On Michelangelo and Kierkegaard

Pictured: Lecturer Anthony Eagan speaks with a faculty member before question period

Each summer, where Friday night lectures leave off Wednesday night lectures begin! Summer lectures are hosted by the Graduate Institute, and feature a wide variety of speakers and topics. This weeks lecture featured Anthony Eagan, himself an alumnus of the St. John’s College Graduate Institute. His lecture was centered around Kierkegaard and Michelangelo’s David, and was inspired by his own impression on first seeing the magnificent piece, as well as the 1991 hammer attack that a viewer made on the sculpture.

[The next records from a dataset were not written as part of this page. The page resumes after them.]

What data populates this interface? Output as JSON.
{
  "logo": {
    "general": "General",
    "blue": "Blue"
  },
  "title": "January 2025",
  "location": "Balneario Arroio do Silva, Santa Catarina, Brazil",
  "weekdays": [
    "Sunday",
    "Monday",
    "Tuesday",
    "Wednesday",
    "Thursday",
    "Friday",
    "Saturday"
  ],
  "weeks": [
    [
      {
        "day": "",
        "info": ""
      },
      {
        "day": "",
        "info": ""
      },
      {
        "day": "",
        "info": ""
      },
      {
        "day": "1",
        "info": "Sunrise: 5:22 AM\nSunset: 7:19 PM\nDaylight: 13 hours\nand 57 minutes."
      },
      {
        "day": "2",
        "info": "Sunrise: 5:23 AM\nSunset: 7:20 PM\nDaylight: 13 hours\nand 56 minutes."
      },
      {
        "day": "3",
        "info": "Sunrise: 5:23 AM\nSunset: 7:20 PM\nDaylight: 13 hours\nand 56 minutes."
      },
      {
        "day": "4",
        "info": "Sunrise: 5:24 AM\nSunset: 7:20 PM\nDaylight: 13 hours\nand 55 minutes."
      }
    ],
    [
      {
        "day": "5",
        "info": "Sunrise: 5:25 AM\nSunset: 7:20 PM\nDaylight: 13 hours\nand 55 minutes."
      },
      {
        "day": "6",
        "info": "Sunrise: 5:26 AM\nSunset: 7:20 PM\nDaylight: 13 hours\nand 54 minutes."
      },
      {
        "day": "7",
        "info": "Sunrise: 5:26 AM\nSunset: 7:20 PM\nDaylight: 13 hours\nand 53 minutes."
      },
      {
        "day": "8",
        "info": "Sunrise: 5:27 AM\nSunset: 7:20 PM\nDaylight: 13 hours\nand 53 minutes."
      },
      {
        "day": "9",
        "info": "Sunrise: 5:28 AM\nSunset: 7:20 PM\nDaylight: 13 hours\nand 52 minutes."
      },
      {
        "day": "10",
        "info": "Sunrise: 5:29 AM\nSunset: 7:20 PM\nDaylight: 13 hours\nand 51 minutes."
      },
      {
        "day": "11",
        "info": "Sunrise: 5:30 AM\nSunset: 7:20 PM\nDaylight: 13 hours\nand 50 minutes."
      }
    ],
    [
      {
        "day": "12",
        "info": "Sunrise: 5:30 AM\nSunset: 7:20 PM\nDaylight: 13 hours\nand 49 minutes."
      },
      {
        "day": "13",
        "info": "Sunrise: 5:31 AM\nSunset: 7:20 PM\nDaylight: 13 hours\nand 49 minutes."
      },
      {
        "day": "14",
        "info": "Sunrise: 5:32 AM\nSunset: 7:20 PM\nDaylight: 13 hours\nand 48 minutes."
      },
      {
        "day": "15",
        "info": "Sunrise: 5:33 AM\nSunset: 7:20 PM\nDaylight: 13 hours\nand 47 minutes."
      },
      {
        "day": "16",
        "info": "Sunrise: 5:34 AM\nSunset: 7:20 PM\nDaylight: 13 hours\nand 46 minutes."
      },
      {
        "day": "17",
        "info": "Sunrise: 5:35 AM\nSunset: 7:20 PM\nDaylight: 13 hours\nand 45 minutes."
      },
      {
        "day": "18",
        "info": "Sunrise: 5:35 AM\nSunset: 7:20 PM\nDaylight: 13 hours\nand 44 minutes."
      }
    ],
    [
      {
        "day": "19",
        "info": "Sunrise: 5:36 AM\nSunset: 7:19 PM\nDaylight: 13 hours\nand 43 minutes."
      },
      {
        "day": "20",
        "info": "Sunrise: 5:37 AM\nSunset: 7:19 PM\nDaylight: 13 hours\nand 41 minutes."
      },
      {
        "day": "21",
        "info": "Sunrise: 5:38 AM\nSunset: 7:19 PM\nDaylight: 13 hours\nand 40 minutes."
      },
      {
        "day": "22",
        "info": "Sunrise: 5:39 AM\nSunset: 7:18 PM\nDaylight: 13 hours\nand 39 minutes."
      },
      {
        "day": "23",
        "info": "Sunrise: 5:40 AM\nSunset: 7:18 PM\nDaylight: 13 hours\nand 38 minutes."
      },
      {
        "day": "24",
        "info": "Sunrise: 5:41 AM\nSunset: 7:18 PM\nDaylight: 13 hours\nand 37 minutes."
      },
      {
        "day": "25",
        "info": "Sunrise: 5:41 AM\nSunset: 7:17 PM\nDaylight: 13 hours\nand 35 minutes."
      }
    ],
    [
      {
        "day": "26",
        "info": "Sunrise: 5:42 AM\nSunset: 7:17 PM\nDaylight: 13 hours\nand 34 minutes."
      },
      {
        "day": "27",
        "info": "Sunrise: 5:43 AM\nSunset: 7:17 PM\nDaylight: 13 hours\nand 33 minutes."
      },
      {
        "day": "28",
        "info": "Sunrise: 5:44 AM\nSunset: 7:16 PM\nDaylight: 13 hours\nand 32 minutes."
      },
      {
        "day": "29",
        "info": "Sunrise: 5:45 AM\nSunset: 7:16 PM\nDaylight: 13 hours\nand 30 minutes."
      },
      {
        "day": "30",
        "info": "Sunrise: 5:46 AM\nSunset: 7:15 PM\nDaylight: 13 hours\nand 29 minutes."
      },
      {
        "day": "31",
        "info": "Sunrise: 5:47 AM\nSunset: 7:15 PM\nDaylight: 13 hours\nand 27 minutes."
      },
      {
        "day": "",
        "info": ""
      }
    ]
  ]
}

While awed appreciation and an attempt at destruction seem like opposite reactions, Eagan argued that they sprang from a very similar place: the way in which Michelangelo’s work forces us to confront the eternal and the beautiful. Drawing on Kierkegaard, among others, he explained how someone might attempt to avoid vulnerability by denying the beautiful and eternal, and attempting to destroy representations of them in the world.

In closing, he said that he hoped that the lecture would serve as a call for each of us to look inward on ourselves, and consider the ways in which we interacted with the beautiful in the world, and if our own defense mechanisms might ever lead us to harm it. As always, the lecture was followed by a question period, allowing listeners to ask questions of and converse with Mr. Eagan.